Apresentação
DOI:
https://doi.org/10.0000/hoplos.v3i4.38192Resumo
Em 1º de janeiro de 2003, durante a sessão de posse no Congresso Nacional, o então presidente Luiz Inácio Lula da Silva anunciou que as relações internacionais de seu governo seriam orientadas para “a construção de uma América do Sul politicamente estável, próspera e unida, com base em ideais democráticos e de justiça social”. Em seguida, acrescentou que se comprometeria a fazer “florescer uma verdadeira identidade do Mercosul e da América do Sul”.
Ao elevar a América do Sul à condição de prioridade da agenda de política externa, Lula consolidou um processo que se encontrava em andamento desde a redemocratização dos países da região. É verdade que a ideia de América do Sul e a respectiva restrição geográfica da vizinhança remontam à chancelaria do Barão do Rio Branco. Mas a conversão daquele espaço em um conceito operacional capaz de resultar em medidas concretas de cooperação e de integração é um fenômeno inquestionavelmente mais recente.
No embalo da redemocratização, a superação da rivalidade entre o Brasil e a Argentina abriu as portas para a multiplicação de experiências de abrangência regional. Nesse contexto, a década de 1990 foi promissora. Duas iniciativas de relevo foram justamente a criação do Mercado Comum do Sul (Mercosul) e da Agência Brasileiro-Argentina de Contabilidade e Controle de Materiais Nucleares (Abacc). Outras propostas, por sua vez, malograram. Foi o caso da Área de Livre Comércio Sul-Americana (Alcsa), idealizada por Itamar Franco para rivalizar com o avanço do projeto norte-americano da Área de Livre Comércio das Américas (Alca).
Ainda assim, a ideia de congregar a América do Sul continuou viva.

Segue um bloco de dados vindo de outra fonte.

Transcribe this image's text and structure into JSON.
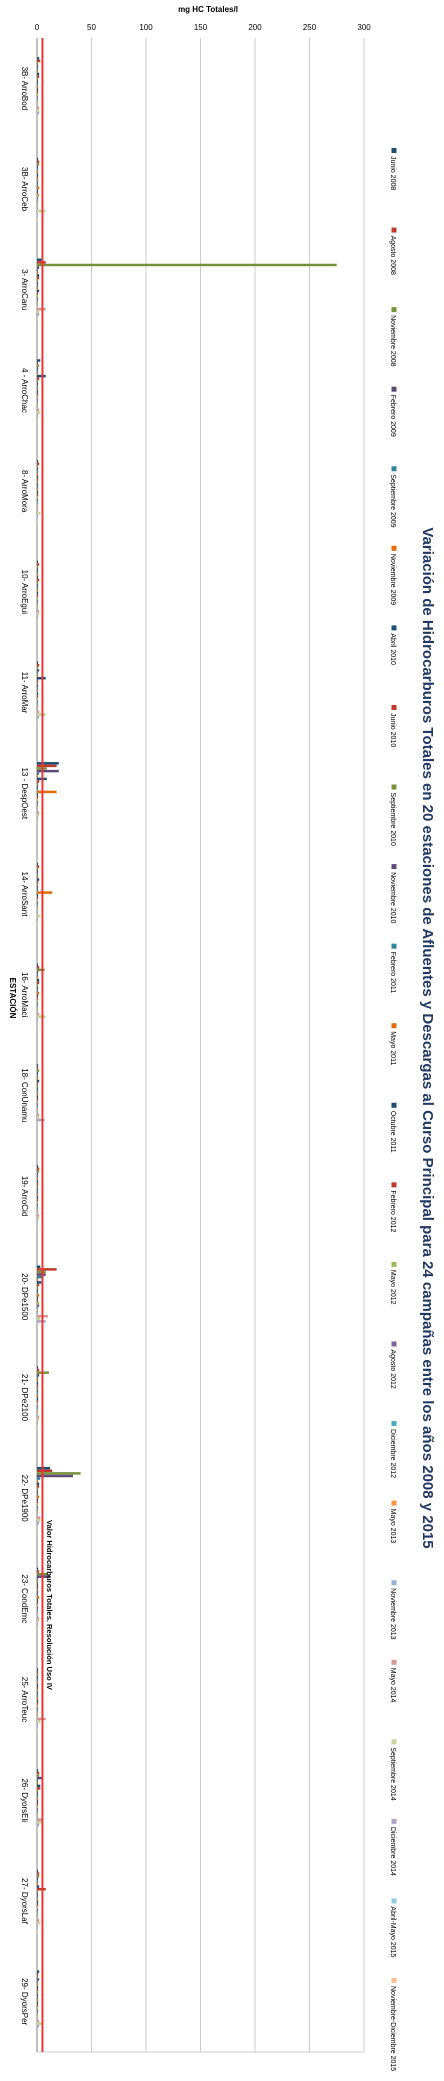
{
  "chart_data": {
    "type": "bar",
    "orientation": "horizontal",
    "title": "Variación de Hidrocarburos Totales en 20 estaciones de Afluentes y Descargas al Curso Principal para 24 campañas entre los años 2008 y 2015",
    "ylabel": "mg HC Totales/l",
    "xlabel": "ESTACIÓN",
    "ylim": [
      0,
      300
    ],
    "ticks": [
      0,
      50,
      100,
      150,
      200,
      250,
      300
    ],
    "grid": true,
    "legend_position": "right",
    "reference_line": {
      "label": "Valor Hidrocarburos Totales. Resolución Uso IV",
      "value": 5,
      "color": "#e53935"
    },
    "categories": [
      "3B- ArroBod",
      "3B- ArroCeb",
      "3- ArroCaru",
      "4 - ArroChac",
      "8- ArroMora",
      "10- ArroEgui",
      "11- ArroMar",
      "13 - DespOest",
      "14- ArroSant",
      "16- ArroMaci",
      "18- ConUnamu",
      "19- ArroCid",
      "20- DPe1500",
      "21- DPe2100",
      "22- DPe1900",
      "23- CondEmc",
      "25- ArroTeuc",
      "26- DyorsEli",
      "27- DyorsLaf",
      "29- DyorsPer"
    ],
    "series": [
      {
        "name": "Junio 2008",
        "color": "#1f4e79",
        "values": [
          2,
          1,
          4,
          3,
          1,
          1,
          1,
          20,
          1,
          1,
          1,
          1,
          3,
          1,
          12,
          1,
          1,
          1,
          1,
          2
        ]
      },
      {
        "name": "Agosto 2008",
        "color": "#c0392b",
        "values": [
          3,
          2,
          8,
          1,
          2,
          2,
          2,
          18,
          2,
          2,
          1,
          2,
          18,
          2,
          14,
          2,
          1,
          2,
          2,
          1
        ]
      },
      {
        "name": "Noviembre 2008",
        "color": "#76923c",
        "values": [
          1,
          2,
          275,
          2,
          1,
          1,
          1,
          9,
          1,
          7,
          2,
          2,
          8,
          11,
          40,
          10,
          1,
          2,
          2,
          1
        ]
      },
      {
        "name": "Febrero 2009",
        "color": "#5f497a",
        "values": [
          1,
          1,
          2,
          1,
          1,
          1,
          2,
          20,
          1,
          1,
          1,
          1,
          8,
          2,
          33,
          12,
          1,
          5,
          1,
          2
        ]
      },
      {
        "name": "Septiembre 2009",
        "color": "#31859c",
        "values": [
          1,
          1,
          1,
          1,
          1,
          1,
          1,
          2,
          1,
          1,
          1,
          1,
          6,
          1,
          3,
          1,
          1,
          1,
          1,
          1
        ]
      },
      {
        "name": "Noviembre 2009",
        "color": "#e46c0a",
        "values": [
          1,
          1,
          1,
          1,
          1,
          1,
          1,
          1,
          1,
          1,
          1,
          1,
          1,
          1,
          1,
          1,
          1,
          1,
          1,
          1
        ]
      },
      {
        "name": "Abril 2010",
        "color": "#1f4e79",
        "values": [
          2,
          1,
          2,
          8,
          1,
          1,
          8,
          9,
          2,
          2,
          2,
          1,
          4,
          1,
          2,
          1,
          1,
          3,
          2,
          1
        ]
      },
      {
        "name": "Junio 2010",
        "color": "#c0392b",
        "values": [
          2,
          1,
          2,
          2,
          1,
          2,
          1,
          2,
          1,
          2,
          1,
          1,
          2,
          1,
          2,
          1,
          1,
          3,
          8,
          1
        ]
      },
      {
        "name": "Septiembre 2010",
        "color": "#76923c",
        "values": [
          1,
          1,
          1,
          1,
          1,
          1,
          1,
          1,
          1,
          1,
          1,
          1,
          1,
          1,
          1,
          1,
          1,
          1,
          1,
          1
        ]
      },
      {
        "name": "Noviembre 2010",
        "color": "#5f497a",
        "values": [
          1,
          1,
          1,
          1,
          1,
          1,
          1,
          1,
          1,
          1,
          1,
          1,
          1,
          1,
          1,
          1,
          1,
          1,
          1,
          1
        ]
      },
      {
        "name": "Febrero 2011",
        "color": "#31859c",
        "values": [
          1,
          1,
          1,
          1,
          1,
          1,
          1,
          1,
          1,
          1,
          1,
          1,
          1,
          1,
          1,
          1,
          1,
          1,
          1,
          1
        ]
      },
      {
        "name": "Mayo 2011",
        "color": "#e46c0a",
        "values": [
          1,
          2,
          1,
          1,
          1,
          1,
          1,
          18,
          14,
          2,
          1,
          1,
          2,
          1,
          2,
          2,
          1,
          1,
          1,
          1
        ]
      },
      {
        "name": "Octubre 2011",
        "color": "#1f4e79",
        "values": [
          1,
          1,
          2,
          1,
          1,
          1,
          1,
          1,
          1,
          1,
          1,
          1,
          1,
          1,
          1,
          1,
          1,
          1,
          1,
          1
        ]
      },
      {
        "name": "Febrero 2012",
        "color": "#c0392b",
        "values": [
          1,
          1,
          1,
          1,
          1,
          1,
          1,
          1,
          1,
          1,
          1,
          1,
          1,
          1,
          1,
          1,
          1,
          1,
          1,
          1
        ]
      },
      {
        "name": "Mayo 2012",
        "color": "#9bbb59",
        "values": [
          1,
          2,
          1,
          1,
          1,
          1,
          1,
          1,
          1,
          1,
          1,
          1,
          2,
          1,
          1,
          1,
          1,
          1,
          1,
          1
        ]
      },
      {
        "name": "Agosto 2012",
        "color": "#8064a2",
        "values": [
          1,
          1,
          1,
          1,
          1,
          1,
          1,
          1,
          1,
          1,
          1,
          1,
          2,
          1,
          1,
          1,
          1,
          1,
          1,
          1
        ]
      },
      {
        "name": "Diciembre 2012",
        "color": "#4bacc6",
        "values": [
          1,
          1,
          1,
          1,
          1,
          1,
          1,
          1,
          1,
          1,
          1,
          1,
          1,
          1,
          1,
          1,
          1,
          1,
          1,
          1
        ]
      },
      {
        "name": "Mayo 2013",
        "color": "#f79646",
        "values": [
          1,
          1,
          1,
          1,
          1,
          1,
          1,
          1,
          1,
          1,
          1,
          1,
          1,
          1,
          1,
          1,
          1,
          1,
          1,
          1
        ]
      },
      {
        "name": "Noviembre 2013",
        "color": "#95b3d7",
        "values": [
          1,
          1,
          1,
          1,
          1,
          1,
          1,
          1,
          1,
          1,
          1,
          1,
          1,
          1,
          1,
          1,
          1,
          1,
          1,
          1
        ]
      },
      {
        "name": "Mayo 2014",
        "color": "#d99694",
        "values": [
          2,
          1,
          8,
          2,
          1,
          2,
          2,
          2,
          1,
          2,
          2,
          2,
          10,
          2,
          3,
          2,
          8,
          4,
          2,
          2
        ]
      },
      {
        "name": "Septiembre 2014",
        "color": "#c3d69b",
        "values": [
          2,
          8,
          2,
          3,
          3,
          2,
          8,
          2,
          3,
          8,
          2,
          2,
          3,
          2,
          3,
          2,
          3,
          4,
          3,
          6
        ]
      },
      {
        "name": "Diciembre 2014",
        "color": "#b2a2c7",
        "values": [
          2,
          1,
          2,
          1,
          1,
          1,
          2,
          1,
          1,
          1,
          7,
          1,
          8,
          1,
          2,
          1,
          1,
          2,
          1,
          2
        ]
      },
      {
        "name": "Abril-Mayo 2015",
        "color": "#92cddc",
        "values": [
          1,
          1,
          1,
          1,
          1,
          1,
          1,
          1,
          1,
          1,
          1,
          1,
          1,
          1,
          1,
          1,
          1,
          1,
          1,
          1
        ]
      },
      {
        "name": "Noviembre-Diciembre 2015",
        "color": "#fac08f",
        "values": [
          1,
          1,
          1,
          1,
          1,
          1,
          1,
          1,
          1,
          1,
          1,
          1,
          1,
          1,
          1,
          1,
          1,
          1,
          1,
          1
        ]
      }
    ]
  }
}
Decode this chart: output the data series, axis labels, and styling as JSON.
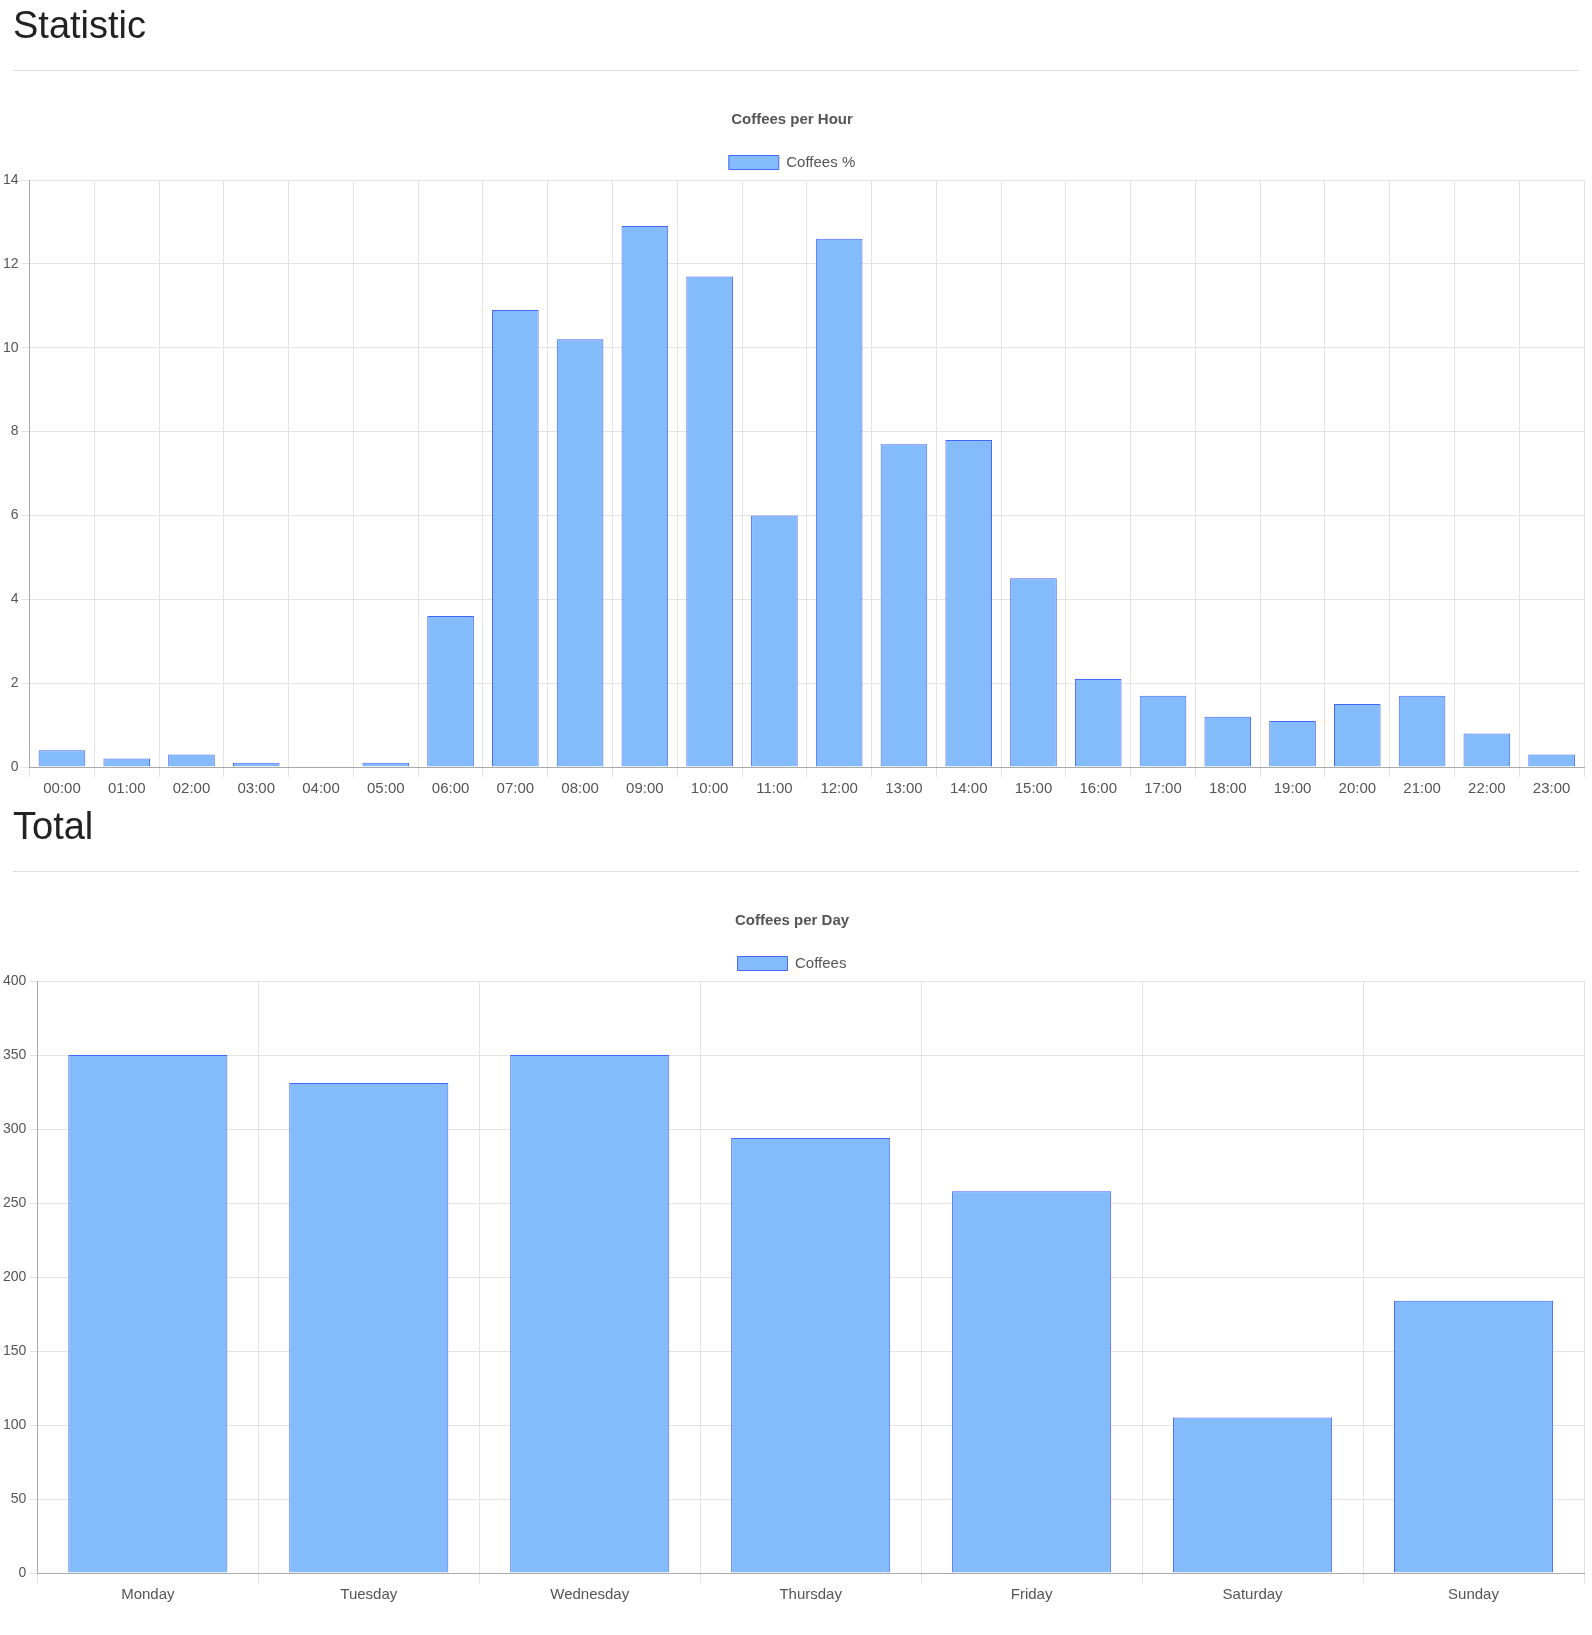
{
  "chart_data": [
    {
      "type": "bar",
      "title": "Coffees per Hour",
      "annotations": [
        "Statistic"
      ],
      "categories": [
        "00:00",
        "01:00",
        "02:00",
        "03:00",
        "04:00",
        "05:00",
        "06:00",
        "07:00",
        "08:00",
        "09:00",
        "10:00",
        "11:00",
        "12:00",
        "13:00",
        "14:00",
        "15:00",
        "16:00",
        "17:00",
        "18:00",
        "19:00",
        "20:00",
        "21:00",
        "22:00",
        "23:00"
      ],
      "series": [
        {
          "name": "Coffees %",
          "color": "#7fb9fb",
          "values": [
            0.4,
            0.2,
            0.3,
            0.1,
            0,
            0.1,
            3.6,
            10.9,
            10.2,
            12.9,
            11.7,
            6.0,
            12.6,
            7.7,
            7.8,
            4.5,
            2.1,
            1.7,
            1.2,
            1.1,
            1.5,
            1.7,
            0.8,
            0.3
          ]
        }
      ],
      "ylim": [
        0,
        14
      ],
      "yticks": [
        0,
        2,
        4,
        6,
        8,
        10,
        12,
        14
      ],
      "grid": true,
      "legend": "top"
    },
    {
      "type": "bar",
      "title": "Coffees per Day",
      "annotations": [
        "Total"
      ],
      "categories": [
        "Monday",
        "Tuesday",
        "Wednesday",
        "Thursday",
        "Friday",
        "Saturday",
        "Sunday"
      ],
      "series": [
        {
          "name": "Coffees",
          "color": "#7fb9fb",
          "values": [
            350,
            331,
            350,
            294,
            258,
            105,
            184
          ]
        }
      ],
      "ylim": [
        0,
        400
      ],
      "yticks": [
        0,
        50,
        100,
        150,
        200,
        250,
        300,
        350,
        400
      ],
      "grid": true,
      "legend": "top"
    }
  ]
}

No ano 2000, Fernando Henrique Cardoso lançou a Reunião de Presidentes da América do Sul, em Brasília. Pela primeira vez na história das relações interamericanas, uma reunião de cúpula esteve voltada apenas para as nações do subcontinente sul-americano. Até então, todos os encontros do gênero assumiam um perfil ora latino-americano - incorporando países de foram da América do Sul -, ora pan-americano. Em seguida, houve o lançamento da Iniciativa para a Integração da Infraestrutura Regional Sul-Americana (Iirsa), com o objetivo de superar a deficiência da integração física no subcontinente.
Embora sutis para muitos observadores, essas mudanças refletiam uma nova interpretação sobre as potencialidades da região. Enquanto a América do Sul ocupava um espaço cada vez mais destacado na diplomacia brasileira, a América Latina foi progressivamente deslocada para um plano secundário. Basta lembrar que foi nessa época que o México desfalcou a “família” latino-americana, ao fazer sua opção pelo Norte, aderindo ao NAFTA. Sendo assim, a agenda latino-americana não deixou de ter sua relevância, mas agora precisaria concorrer com uma nova referência regional mais tangível aos interesses do país.
Ao perpassar a gestão de tantos presidentes com convicções e orientações ideológicas distintas, a América do Sul esteve sempre entre as prioridades do país. Enquanto ocupava o Palácio do Planalto, Fernando Henrique Cardoso afirmou que “O Mercosul para nós é um destino, enquanto que a Alca é apenas uma opção”. Em outras palavras, a América do Sul e seus organismos regionais passaram a ser contemplados como política de Estado.
Contudo, é inequívoco que a região vivencia, hoje, o seu pior momento. O desmonte de projetos consolidados e em construção já é uma realidade terrivelmente. Até os mais otimistas se assustam diante dos danos produzidos, cuja correção levará anos para reverter. Debater o papel que a América do Sul deve ocupar no processo de desenvolvimento do país é uma urgência. Por essa razão, a iniciativa da equipe editorial da Revista Hoplos deve ser saudada com entusiasmo. Agrupando cinco artigos que abordam aspectos históricos, diplomáticos e estratégicos, a presente edição recoloca a América do Sul no lugar de onde ela nunca deveria ter saído. Afinal, como dizia Vamireh Chacon: “o Brasil e os hispano-americanos vão continuar onde estão, vizinhos imediatos. Não adianta se ignorarem, ou hostilizarem-se”.